Tangan Eugene bergerak mengusap pergelangan pelan kaki kiri Yoel, “fisioterapi lagi, biar ini sembuh, biar bisa basket, futsal, renang, biar nggak sakit lagi. Karena gue nggak bisa lakuin itu semua, lo aja yang lakuin, gue lihatnya udah seneng banget, beneran. Ya?” katanya.

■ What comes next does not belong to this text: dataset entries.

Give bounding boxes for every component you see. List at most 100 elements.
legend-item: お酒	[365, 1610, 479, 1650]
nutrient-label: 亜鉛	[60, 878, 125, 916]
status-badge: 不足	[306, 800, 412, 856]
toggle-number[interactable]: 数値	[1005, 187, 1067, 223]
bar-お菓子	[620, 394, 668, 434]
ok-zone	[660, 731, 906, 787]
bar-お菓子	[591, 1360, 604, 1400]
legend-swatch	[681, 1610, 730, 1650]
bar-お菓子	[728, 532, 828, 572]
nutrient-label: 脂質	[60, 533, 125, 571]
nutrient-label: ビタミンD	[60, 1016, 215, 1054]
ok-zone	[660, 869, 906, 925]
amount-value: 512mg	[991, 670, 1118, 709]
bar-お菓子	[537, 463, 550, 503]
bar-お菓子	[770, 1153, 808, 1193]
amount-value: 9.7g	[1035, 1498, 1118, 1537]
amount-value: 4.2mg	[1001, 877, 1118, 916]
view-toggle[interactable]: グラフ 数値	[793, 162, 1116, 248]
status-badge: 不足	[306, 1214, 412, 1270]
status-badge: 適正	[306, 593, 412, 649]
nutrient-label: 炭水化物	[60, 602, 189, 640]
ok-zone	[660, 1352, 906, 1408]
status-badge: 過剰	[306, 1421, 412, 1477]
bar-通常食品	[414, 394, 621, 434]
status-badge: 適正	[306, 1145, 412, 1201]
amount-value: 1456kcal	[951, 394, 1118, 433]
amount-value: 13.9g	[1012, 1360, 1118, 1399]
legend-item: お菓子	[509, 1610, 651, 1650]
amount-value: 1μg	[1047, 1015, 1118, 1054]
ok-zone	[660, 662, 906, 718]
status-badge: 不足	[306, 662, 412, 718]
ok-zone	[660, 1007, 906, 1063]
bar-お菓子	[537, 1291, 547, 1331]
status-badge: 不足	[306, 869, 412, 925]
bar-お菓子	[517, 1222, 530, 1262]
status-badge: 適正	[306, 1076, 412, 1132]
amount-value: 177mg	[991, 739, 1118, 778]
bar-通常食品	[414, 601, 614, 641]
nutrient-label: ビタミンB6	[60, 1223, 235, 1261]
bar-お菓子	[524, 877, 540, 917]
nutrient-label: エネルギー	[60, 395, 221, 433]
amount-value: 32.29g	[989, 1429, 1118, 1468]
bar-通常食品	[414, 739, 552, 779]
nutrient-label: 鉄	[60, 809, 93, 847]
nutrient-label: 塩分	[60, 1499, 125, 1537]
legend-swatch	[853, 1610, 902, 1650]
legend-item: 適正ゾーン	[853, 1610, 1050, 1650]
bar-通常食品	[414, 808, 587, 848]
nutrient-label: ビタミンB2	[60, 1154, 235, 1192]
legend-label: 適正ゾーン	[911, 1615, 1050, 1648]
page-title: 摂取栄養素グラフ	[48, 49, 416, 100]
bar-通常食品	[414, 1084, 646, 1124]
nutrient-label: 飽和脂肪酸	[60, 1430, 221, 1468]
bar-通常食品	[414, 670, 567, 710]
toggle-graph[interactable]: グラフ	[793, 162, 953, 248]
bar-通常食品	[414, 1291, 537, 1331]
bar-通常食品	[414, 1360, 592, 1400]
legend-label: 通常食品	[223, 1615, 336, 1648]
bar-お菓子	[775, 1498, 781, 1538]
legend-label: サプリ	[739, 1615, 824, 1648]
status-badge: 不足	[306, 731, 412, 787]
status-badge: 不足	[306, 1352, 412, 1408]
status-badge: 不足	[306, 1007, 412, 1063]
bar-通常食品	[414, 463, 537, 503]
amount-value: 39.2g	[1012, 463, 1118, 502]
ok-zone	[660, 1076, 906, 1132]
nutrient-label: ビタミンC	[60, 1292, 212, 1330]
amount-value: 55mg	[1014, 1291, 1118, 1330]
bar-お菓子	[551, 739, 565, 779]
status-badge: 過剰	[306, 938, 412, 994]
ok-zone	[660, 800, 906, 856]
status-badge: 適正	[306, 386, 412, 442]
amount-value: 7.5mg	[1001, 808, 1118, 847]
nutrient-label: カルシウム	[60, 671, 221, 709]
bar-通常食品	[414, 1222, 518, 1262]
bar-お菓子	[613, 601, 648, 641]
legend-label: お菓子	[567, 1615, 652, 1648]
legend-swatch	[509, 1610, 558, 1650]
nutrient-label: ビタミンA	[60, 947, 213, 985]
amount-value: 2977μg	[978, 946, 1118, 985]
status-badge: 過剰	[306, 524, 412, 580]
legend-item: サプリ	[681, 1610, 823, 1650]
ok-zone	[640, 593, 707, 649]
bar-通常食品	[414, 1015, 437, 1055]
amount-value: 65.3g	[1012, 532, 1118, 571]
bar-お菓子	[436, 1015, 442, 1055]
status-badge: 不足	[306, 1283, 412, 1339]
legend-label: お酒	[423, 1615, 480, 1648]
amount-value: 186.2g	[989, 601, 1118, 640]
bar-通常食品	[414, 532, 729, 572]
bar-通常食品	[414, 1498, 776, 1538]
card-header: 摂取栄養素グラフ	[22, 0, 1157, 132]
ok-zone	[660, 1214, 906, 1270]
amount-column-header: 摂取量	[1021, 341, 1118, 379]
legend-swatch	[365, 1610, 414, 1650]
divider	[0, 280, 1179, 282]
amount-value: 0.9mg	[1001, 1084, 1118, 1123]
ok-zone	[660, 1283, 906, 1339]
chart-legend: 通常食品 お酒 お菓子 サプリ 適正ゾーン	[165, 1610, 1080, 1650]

Yoel ingin meledak dalam tangis saat ini juga, tapi ia tahan mati-matian. Air matanya masih terus mengalir dan ia masih mendengarkan penuturan Eugene, “gue nggak se sehat lo, gue nggak sekuat lo karena waktu kecil gue sempat sakit yang cukup serius dan harus konsumsi obat jangka waktunya pun hitungan tahun, bukan hari doang. Gue bangga, gue seneng kalau lo bisa lakuin apa yang lo mau. Gue nggak pernah merasa terbebani, gue nggak pernah merasa lo malu-maluin, nggak berguna atau nggak bisa apa-apa. Malah gue ngerasa lo udah nunjukin sisi terbaik diri lo. Tapi satu hal yang gue nggak mau lihat… gue nggak mau lihat adik gue terluka dan down, itu. Siapapun yang mau jatuhin adik gue, hadepin gue langsung.”

Seketika menggema lah tangisan Yoel, ia tidak bisa menahannya lagi, ia melipat lututnya dan melipat tangannya di atasnya lalu membenamkan wajahnya di sana. Punggung Yoel bergetar bukan main. Eugene mendekat dan mengusap punggung Yoel pelan.

“Maaf kalau gue tadi kasar banget sama lo, maaf kalau omongan gue juga nyakitin lo, Dek… maaf ya…” ujar Eugene menyesal. Eugene pun duduk di sebelah adiknya itu lalu merangkul Yoel dari samping sesekali mengusap kepala adiknya dan mengacak rambut Yoel pelan.

“Jagoan jangan nangis gitu, ah. Mana gebrakannya?” Eugene mencoba mencairkan suasana.

Yoel perlahan menjadi lebih tenang, Yoel menoleh dan menatap kakaknya itu. “Ko…” katanya. Eugene mengangkat alisnya seakan bertanya.

“Jangan bilang Papa sama Mama, ya,” kata Yoel lirih. Eugene tersenyum dan mengangguk.

“Anyway, ada kopi di kulkas gue beli buat lo, Ko. Diminum ntar ya,” kata Yoel sambil tersenyum tipis.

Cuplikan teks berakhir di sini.